You’ve heard of buried treasure and heard about it in several works of fiction, but did you ever think it could exist in real life?

Well it does. And it’s been in the Black Sea for two millennia.

Archaeologists recently excavated two hoards of treasure in the town’s citadel once held under siege by the Roman army about 2,000 years ago. More than 200 coins, mainly bronze, were found along with “various items of gold, silver and bronze jewelry and glass vessels” inside an ancient fortress in Ukraine.

Nikolaï Vinokurov, a professor at Moscow State Pedagogical University, revealed:

“The fortress had been besieged. Wealthy people from the settlement and the neighborhood had tried to hide there from the Romans. They had buried their hoards inside the citadel.”

Artezian, an area of at least 3.2 acres which also had a cemetery, was part of the Bosporus Kingdom. At the time, the kingdom’s fate was torn between two brothers, says FOX News.

Mithridates VIII fought for independence from Rome, while his younger brother, Cotys I, favored keeping the kingdom a client state of the expanding empire. An army had been sent to support Cotys, establishing him in the Bosporan capital and razing land controlled by Mithridates, including the kingdom of Artezian.

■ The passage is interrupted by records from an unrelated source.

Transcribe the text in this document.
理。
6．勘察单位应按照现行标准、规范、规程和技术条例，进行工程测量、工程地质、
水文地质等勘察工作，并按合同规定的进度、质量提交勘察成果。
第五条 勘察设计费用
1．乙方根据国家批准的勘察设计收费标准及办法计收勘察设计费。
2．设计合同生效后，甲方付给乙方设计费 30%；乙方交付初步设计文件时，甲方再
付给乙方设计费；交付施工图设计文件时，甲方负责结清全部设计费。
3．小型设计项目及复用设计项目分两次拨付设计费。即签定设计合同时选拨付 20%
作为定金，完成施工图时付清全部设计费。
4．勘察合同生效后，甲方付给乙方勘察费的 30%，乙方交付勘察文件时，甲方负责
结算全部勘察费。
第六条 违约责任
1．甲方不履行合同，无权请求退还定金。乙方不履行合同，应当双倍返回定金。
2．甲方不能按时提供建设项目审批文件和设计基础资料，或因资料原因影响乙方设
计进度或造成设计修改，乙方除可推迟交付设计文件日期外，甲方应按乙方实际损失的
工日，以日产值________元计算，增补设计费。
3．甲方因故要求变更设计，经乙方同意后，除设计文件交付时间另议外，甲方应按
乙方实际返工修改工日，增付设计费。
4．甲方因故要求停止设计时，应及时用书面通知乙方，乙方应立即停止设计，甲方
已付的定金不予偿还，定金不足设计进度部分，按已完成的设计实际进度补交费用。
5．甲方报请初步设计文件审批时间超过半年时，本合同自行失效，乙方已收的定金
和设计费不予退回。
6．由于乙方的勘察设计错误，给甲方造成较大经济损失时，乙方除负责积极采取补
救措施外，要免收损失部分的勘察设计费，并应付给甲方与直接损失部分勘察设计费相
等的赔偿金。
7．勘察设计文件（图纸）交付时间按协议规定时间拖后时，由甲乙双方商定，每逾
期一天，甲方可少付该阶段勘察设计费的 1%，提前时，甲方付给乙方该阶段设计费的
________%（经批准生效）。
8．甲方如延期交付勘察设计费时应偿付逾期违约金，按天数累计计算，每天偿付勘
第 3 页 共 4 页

The Romans attacked and the people huddled in the fortress for protection, but Vinokurov said they knew that death was inevitable:

“We can say that these hoards were funeral sacrifices. It was obvious for the people that they were going to die shortly.”

Live Science states that the siege and fall of the fortress occurred in AD 45.

The Romans burned it all down and then later rebuilt with the help of Cotys I, who had been successfully acquired the throne. However the treasures of the earlier inhabitants remained safe and undiscovered beneath the surface, evidence of a desperate stand against Rome’s growing power.